Wenn die rechte Herzkammer übernimmt

Care for systemic right ventricle in Germany

Wissenschaftlicher Name der Studie

Late outcome, therapy and systemic ventricular function in patients with a systemic right ventricle: data of the German National Register for Congenital Heart Defects.

Große Fortschritte in der Herzmedizin haben die Lebenserwartung bei angeborenen Herzfehlern deutlich erhöht. Selbst bei schwerem angeborenem Herzfehler erreichen heute über 90 Prozent der Betroffenen das Erwachsenenalter. Allerdings sind sie anders als Herzgesunde auf eine lebenslange regelmäßige fachärztliche Kontrolle und Nachsorge angewiesen.

Zu spät erkannt können Folgeerkrankungen und Komplikationen Lebenserwartung und Lebensqualität erheblich vermindern. „Im Langzeitverlauf zählen die Entstehung einer Herzschwäche und der plötzliche Herztod zu den großen Risiken. Das gilt besonders auch für Patientinnen und Patienten mit systemischem rechtem Ventrikel“, sagt Corinna Lebherz, EMAH-Kardiologin und Oberärztin an der Klinik für Kardiologie, Angiologie und Internistische Intensivmedizin der Uniklinik RWTH Aachen.

Wenn die rechte Herzkammer übernimmt

Für das überlebensnotwendige Zusammenspiel von Lungenkreislauf und Körperkreislauf ist unser Herz der entscheidende Motor.
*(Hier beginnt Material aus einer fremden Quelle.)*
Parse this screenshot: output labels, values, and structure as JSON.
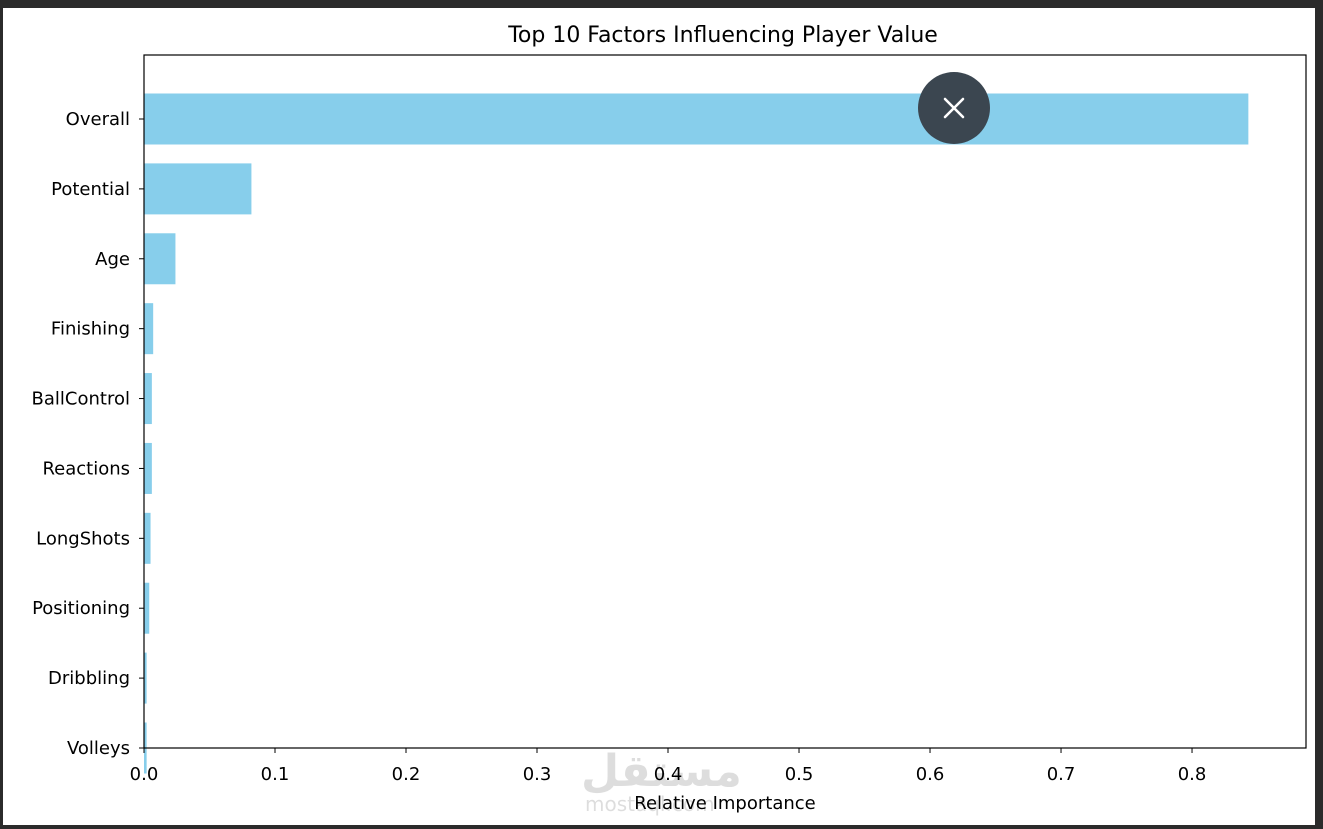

Bei einem gesunden Herzen wird sauerstoffarmes Blut mit niedrigem Druck von der rechten Herzkammer in die Lunge gepumpt und dort mit Sauerstoff angereichert. Die muskelstarke linke Herzkammer pumpt das sauerstoffreiche Blut mit höherem Druck aus der Lunge in den Körperkreislauf und versorgt damit sämtliche Organe.

Bei einer Transposition der großen Arterien (TGA) sieht das anders aus. Wird sie durch eine Vorhofumkehr-Operation korrigiert, übernimmt die rechte Herzkammer die Funktion der linken Herzkammer. Dies ist auch bei der seltenen sogenannten kongenital korrigierten TGA (ccTGA) der Fall, bei der neben den großen Arterien auch die Herzkammern vertauscht angelegt sind. Die Mediziner sprechen daher in beiden Fällen von einem „systemischen rechten Ventrikel“. 

  • Gut zu wissen

    Wie kommt es zu einem systemischen rechten Ventrikel?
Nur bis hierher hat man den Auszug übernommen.